Making every home and away game as fan is an incredible effort even by normal standards – but especially so when you are doing it solely using pedal power.
“Over the years I've read a whole load of books of people doing mad cycling things - Tim Moore, Mark Beaumount - and I've always wanted to do something like that,” Kingdom begins, as he tries to explain the brain processes that lead to over 7,000 miles of cycling, rain or shine.
A year ago this week the civil servant finished work after taking a redundancy package and pondered his next move.

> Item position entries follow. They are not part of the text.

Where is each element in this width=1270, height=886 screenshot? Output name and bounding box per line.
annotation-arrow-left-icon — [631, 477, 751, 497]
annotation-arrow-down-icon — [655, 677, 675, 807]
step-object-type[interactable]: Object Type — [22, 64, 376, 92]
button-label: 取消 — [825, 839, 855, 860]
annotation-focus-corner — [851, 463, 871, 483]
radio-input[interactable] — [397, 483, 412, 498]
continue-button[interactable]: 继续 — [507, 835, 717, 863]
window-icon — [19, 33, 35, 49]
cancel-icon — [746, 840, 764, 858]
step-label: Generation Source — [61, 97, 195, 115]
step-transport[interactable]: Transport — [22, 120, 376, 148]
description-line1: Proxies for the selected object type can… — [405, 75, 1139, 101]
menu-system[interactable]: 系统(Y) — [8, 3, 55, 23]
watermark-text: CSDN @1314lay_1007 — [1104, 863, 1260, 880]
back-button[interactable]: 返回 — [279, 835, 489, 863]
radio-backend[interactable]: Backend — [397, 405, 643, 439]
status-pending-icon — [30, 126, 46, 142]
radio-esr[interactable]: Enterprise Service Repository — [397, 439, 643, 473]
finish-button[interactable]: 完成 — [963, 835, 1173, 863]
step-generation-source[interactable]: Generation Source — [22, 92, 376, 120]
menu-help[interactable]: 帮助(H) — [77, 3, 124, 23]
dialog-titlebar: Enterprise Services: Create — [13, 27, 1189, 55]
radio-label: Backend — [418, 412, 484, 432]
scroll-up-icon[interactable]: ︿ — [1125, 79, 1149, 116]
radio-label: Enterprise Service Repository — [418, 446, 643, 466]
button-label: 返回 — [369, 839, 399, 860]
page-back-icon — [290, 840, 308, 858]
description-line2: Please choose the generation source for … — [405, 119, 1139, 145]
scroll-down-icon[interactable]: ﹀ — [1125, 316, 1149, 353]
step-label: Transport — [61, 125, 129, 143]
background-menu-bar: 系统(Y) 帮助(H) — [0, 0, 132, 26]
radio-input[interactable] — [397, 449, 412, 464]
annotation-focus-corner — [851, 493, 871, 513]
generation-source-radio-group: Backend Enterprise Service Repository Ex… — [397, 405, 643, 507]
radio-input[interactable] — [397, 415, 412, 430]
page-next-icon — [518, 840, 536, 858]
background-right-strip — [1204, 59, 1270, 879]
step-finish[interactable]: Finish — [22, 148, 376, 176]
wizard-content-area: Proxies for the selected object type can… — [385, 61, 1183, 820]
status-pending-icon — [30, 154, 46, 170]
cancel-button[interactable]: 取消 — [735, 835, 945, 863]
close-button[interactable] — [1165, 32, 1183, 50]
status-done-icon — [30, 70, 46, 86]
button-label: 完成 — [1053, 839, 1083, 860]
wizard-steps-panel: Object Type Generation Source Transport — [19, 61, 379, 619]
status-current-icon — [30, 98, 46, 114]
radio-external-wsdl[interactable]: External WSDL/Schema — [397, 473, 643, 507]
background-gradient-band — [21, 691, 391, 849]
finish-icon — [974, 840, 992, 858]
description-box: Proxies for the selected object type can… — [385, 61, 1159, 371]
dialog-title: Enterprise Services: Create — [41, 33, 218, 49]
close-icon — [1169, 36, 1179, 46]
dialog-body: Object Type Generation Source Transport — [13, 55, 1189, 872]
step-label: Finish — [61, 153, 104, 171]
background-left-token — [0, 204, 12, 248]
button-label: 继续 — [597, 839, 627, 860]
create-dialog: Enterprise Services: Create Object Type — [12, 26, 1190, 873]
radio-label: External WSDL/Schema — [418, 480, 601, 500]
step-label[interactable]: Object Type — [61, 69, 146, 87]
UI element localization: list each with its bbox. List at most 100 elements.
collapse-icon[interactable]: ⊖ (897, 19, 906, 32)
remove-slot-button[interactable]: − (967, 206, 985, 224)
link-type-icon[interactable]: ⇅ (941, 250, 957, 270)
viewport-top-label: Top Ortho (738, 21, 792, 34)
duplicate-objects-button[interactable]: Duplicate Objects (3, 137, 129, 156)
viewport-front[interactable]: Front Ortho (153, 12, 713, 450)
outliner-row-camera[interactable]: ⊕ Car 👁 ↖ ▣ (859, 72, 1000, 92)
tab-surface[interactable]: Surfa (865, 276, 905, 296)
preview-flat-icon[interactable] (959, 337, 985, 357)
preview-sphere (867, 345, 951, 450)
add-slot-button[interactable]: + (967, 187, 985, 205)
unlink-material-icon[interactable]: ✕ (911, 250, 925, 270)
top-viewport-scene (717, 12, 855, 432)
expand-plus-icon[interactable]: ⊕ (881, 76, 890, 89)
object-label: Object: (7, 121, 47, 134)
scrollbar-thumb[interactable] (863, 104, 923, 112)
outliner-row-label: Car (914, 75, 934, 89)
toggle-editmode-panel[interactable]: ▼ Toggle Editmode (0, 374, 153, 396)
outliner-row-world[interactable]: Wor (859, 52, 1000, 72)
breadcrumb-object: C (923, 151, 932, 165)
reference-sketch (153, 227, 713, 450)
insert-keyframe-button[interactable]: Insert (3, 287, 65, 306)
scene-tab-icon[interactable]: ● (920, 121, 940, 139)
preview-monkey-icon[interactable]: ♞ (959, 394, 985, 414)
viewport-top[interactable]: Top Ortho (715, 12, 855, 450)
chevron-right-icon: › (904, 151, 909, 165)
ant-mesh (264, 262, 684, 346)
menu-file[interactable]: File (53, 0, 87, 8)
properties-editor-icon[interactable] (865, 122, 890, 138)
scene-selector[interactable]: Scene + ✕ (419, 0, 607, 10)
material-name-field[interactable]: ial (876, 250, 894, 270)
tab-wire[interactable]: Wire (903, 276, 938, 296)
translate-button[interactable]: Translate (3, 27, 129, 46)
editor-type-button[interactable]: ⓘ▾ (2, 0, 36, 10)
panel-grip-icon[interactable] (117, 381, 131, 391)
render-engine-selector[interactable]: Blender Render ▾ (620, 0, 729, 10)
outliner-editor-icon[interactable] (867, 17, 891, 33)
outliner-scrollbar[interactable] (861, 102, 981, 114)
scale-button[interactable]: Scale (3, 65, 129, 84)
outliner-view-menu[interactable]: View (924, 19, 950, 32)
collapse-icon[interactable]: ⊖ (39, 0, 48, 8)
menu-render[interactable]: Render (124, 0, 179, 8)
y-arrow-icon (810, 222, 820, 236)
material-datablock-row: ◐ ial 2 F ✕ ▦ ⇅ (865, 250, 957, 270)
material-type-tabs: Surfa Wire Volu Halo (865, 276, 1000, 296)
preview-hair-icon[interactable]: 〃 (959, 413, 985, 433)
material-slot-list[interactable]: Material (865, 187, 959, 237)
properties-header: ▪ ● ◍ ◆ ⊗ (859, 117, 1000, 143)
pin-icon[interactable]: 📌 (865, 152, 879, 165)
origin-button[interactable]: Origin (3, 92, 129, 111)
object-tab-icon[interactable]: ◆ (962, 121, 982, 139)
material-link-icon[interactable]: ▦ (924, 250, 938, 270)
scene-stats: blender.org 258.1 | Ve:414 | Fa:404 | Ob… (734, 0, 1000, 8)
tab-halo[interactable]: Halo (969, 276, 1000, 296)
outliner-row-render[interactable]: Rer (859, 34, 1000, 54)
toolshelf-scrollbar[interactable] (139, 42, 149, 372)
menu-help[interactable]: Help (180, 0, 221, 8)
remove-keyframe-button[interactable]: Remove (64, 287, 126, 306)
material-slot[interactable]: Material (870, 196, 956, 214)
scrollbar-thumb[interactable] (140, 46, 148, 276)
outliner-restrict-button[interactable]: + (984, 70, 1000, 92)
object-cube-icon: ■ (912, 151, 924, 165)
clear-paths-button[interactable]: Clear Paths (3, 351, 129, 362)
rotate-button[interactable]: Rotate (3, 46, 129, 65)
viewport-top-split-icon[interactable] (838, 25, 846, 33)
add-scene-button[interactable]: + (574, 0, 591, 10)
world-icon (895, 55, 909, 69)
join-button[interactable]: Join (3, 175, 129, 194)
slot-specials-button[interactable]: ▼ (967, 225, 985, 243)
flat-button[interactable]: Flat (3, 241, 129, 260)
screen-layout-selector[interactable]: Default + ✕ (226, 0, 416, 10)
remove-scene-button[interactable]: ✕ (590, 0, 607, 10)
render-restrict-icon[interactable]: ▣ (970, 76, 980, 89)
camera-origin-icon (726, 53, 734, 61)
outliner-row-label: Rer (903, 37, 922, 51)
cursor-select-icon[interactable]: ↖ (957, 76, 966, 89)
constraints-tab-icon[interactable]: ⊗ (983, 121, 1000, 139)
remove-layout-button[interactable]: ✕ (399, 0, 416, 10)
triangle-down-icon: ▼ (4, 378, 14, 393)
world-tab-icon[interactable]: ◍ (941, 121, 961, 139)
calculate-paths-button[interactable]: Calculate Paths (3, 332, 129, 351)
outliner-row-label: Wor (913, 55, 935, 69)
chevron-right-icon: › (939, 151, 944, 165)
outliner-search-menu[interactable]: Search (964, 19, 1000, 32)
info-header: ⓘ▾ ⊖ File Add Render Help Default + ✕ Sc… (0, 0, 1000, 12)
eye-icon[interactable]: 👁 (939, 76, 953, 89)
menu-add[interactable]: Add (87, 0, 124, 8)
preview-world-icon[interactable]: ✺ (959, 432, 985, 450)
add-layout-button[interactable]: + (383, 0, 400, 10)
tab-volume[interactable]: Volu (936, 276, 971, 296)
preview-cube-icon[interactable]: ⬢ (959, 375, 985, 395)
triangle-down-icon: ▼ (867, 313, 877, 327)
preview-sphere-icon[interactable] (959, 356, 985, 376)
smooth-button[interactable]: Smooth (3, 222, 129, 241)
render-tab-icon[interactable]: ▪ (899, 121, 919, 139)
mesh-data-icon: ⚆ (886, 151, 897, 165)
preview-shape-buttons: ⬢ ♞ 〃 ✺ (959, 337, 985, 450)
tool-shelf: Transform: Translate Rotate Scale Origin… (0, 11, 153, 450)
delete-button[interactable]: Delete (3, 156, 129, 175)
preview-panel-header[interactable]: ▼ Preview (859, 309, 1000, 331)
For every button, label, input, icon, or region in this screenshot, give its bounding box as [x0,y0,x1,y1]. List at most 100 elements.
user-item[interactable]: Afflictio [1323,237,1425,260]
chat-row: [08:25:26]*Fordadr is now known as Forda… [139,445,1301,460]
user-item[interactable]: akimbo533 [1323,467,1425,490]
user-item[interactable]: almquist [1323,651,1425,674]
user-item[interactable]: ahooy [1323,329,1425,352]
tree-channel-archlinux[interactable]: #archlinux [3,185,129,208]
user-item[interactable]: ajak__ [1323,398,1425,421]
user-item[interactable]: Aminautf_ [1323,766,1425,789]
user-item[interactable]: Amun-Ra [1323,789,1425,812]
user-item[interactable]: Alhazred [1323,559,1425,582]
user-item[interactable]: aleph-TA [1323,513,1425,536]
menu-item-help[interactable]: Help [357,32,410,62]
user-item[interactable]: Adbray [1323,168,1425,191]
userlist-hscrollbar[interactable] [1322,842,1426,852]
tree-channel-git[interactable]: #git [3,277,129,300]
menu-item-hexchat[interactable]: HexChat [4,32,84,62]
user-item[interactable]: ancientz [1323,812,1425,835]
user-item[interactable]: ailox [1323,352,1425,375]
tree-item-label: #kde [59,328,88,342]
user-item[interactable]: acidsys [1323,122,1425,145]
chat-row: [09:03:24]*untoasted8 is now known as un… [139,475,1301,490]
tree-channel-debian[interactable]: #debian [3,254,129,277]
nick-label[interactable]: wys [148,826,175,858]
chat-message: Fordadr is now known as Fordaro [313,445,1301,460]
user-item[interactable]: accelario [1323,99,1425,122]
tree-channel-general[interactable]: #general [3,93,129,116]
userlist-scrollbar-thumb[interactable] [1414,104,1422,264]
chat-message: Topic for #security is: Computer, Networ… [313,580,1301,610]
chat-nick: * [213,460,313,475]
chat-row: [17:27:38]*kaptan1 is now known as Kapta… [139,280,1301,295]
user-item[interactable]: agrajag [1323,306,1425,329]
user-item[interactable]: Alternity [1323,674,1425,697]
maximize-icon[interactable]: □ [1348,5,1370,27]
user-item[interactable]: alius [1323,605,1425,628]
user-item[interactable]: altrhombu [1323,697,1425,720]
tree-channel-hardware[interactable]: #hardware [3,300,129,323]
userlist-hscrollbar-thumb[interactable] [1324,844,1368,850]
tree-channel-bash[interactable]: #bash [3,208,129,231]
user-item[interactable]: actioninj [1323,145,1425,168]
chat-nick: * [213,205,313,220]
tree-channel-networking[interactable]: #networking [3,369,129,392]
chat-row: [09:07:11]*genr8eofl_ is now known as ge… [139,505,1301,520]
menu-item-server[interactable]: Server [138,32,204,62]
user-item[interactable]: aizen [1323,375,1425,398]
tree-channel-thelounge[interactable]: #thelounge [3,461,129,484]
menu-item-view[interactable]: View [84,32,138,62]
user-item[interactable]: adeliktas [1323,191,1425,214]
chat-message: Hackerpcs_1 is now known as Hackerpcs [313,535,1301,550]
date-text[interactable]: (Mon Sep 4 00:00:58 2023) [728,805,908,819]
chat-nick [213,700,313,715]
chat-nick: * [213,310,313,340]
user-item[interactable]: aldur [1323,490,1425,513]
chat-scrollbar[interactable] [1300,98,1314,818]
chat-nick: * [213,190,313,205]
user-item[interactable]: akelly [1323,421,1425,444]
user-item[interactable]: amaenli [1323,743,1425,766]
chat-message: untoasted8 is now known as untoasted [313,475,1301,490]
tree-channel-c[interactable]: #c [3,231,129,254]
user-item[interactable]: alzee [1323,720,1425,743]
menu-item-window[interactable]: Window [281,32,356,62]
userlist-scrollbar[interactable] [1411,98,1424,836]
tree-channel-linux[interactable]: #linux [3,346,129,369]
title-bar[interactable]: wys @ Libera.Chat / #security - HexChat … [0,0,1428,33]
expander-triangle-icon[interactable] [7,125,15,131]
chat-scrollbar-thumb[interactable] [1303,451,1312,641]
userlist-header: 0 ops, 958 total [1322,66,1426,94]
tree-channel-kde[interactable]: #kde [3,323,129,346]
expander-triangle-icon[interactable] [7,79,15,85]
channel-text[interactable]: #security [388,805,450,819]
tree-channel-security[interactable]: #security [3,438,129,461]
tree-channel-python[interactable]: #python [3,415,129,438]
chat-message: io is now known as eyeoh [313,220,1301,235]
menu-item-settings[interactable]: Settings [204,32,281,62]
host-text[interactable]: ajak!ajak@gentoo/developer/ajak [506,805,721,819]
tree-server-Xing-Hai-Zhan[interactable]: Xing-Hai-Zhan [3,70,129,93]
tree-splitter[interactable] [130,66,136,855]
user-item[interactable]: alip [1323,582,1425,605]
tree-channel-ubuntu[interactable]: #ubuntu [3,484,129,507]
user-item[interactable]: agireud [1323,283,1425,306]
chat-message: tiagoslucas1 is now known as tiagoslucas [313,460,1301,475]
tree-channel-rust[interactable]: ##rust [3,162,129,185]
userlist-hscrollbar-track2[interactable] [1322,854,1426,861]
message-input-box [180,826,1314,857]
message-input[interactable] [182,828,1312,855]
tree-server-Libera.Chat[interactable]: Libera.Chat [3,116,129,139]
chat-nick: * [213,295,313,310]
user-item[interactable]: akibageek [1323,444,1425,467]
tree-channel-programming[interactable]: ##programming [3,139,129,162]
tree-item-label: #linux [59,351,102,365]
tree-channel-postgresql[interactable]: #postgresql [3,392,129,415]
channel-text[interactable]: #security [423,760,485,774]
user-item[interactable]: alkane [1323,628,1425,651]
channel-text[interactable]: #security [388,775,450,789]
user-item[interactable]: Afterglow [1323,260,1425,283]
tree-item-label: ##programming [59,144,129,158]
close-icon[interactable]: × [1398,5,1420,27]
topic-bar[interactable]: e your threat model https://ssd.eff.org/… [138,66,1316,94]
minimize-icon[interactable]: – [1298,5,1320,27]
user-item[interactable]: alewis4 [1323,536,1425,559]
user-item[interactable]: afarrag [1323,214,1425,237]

“It was something I’d thought about as I already went to a lot of games but I never really thought it practical. Last year I got the chance to take a voluntary redundancy and thought it a good opportunity to reassess my career options. I decided I wanted to do it for a good cause, and after working with Contact A Family in the past I knew it was a good charity.”
Finished with his day job, it was a time for planning. Of working out whether this was even possible while also adhering to certain rules laid down by his wife, Janet.
“I wasn’t allowed to miss the kids’ birthdays but that was about it. She was very understanding.
“My wife is the practical one of us and looked at last season’s fixture list to work out where the problems might be but it became one of those things where you couldn’t be anal about it and just had to let it happen.”
So when the fixture list came out in the summer, the maps could come out and the maths could begin. How on earth was this going to be possible?
“The fixtures worked out pretty terribly,” he says.
“August was only Spurs away but September was Sunderland, Middlesbrough and then the outward journey for Everton. The two longest trips were the first long ones of the whole season.
“At that point it was sink-or-swim but by the point I got back from those three trips that, unless I was ill or had mechanical issues, that I’d be able to do it.”
And do it he has. Or nearly, at least.
Setting off for Manchester on his final trip, Kingdom at least no longer has the worry of relegation weighing on his shoulders. Sam Allardyce had promised him as much, just one of a number of gestures from a club who have been supportive of this Herculean charity effort.
Contact A Family are the beneficiaries of Kingdom’s borderline lunacy and, even in the darkest days, when pedalling into a headwind and hailstones on the way back from West Bromwich, that cause has kept him going.
“Contact A Family are a wonderful charity who support families with disabled children. They provide a range of support – local projects, a national helpline and a great website – as well as a big focus on helping to network families so they can support each other.”
Kingdom’s JustGiving page has raised £13,366 at the time of publication, close to his target of £15,000.
The hope is that by the time he returns from Manchester on Tuesday – having completed some 550 hours on a bike over the whole campaign – he will have reached that goal.
But after a season of broken spokes, gear problems and burning thighs, is he glad it’s all over or is he desperate to get back on the bike?
“I think I won’t get the opportunity to do it again, but I’ll really miss it.”